Biblia de Jerusalén 4 Edición (2009)

7Entonces, ¿qué podemos decir? ¿Que la ley es pecado? ¡De ningún modo! Sin embargo, yo no habría conocido el pecado si no hubiera sido por la ley. Seguro que yo habría ignorado qué es la concupiscencia si la ley no dijera: ¡No te des a la concupiscencia! 8Mas el pecado, aprovechándose del precepto, suscitó en mí toda suerte de concupiscencias; pues sin ley el pecado estaba muerto. 9Hubo un tiempo en que viví sin ley * , pero, en cuanto apareció el precepto, cobró vida el pecado, 10y yo acabé muriendo.

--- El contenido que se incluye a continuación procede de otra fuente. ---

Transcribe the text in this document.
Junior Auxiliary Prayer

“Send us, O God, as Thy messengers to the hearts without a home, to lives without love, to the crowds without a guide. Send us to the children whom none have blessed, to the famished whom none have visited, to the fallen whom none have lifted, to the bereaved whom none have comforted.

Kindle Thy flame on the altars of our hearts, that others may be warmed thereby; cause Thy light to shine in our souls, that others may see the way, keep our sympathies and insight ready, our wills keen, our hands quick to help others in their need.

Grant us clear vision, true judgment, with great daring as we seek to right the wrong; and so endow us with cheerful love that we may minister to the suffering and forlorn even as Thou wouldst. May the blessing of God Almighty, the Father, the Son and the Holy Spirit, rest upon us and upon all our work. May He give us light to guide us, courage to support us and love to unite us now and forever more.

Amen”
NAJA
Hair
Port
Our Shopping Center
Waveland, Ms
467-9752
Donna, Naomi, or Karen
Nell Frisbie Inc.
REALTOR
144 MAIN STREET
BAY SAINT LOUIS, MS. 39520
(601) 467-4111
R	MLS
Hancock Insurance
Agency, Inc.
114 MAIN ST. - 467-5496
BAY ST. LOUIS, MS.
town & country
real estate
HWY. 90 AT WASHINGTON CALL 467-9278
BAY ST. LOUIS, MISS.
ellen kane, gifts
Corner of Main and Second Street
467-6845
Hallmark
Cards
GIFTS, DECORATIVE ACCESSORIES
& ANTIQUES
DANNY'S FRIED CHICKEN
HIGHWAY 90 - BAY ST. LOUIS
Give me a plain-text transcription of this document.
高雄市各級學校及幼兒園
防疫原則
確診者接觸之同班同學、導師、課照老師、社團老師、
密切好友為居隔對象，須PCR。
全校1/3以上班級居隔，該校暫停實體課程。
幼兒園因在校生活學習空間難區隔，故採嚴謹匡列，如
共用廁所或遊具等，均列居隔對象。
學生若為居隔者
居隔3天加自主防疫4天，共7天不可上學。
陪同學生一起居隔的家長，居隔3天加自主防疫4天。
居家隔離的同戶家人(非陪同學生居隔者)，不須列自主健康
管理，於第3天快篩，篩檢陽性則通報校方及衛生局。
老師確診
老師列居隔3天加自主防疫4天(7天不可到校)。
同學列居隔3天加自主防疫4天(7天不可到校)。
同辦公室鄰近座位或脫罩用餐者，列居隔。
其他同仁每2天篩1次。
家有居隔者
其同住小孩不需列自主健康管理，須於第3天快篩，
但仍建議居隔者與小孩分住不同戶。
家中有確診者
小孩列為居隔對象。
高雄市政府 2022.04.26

Y resultó que el precepto, destinado para dar vida, me causó muerte. 11Porque el pecado, aprovechándose del precepto, me sedujo , y por él me dio muerte. 12Así que la ley en sí misma es santa, y santo el precepto, y justo y bueno. 13Entonces, ¿se ha convertido lo bueno en muerte para mí? ¡De ningún modo! Es que el pecado * , para aparecer como tal, se sirvió de una cosa buena para procurarme la muerte. Es decir, que el pecado ejerció todo su poder de pecado valiéndose del precepto.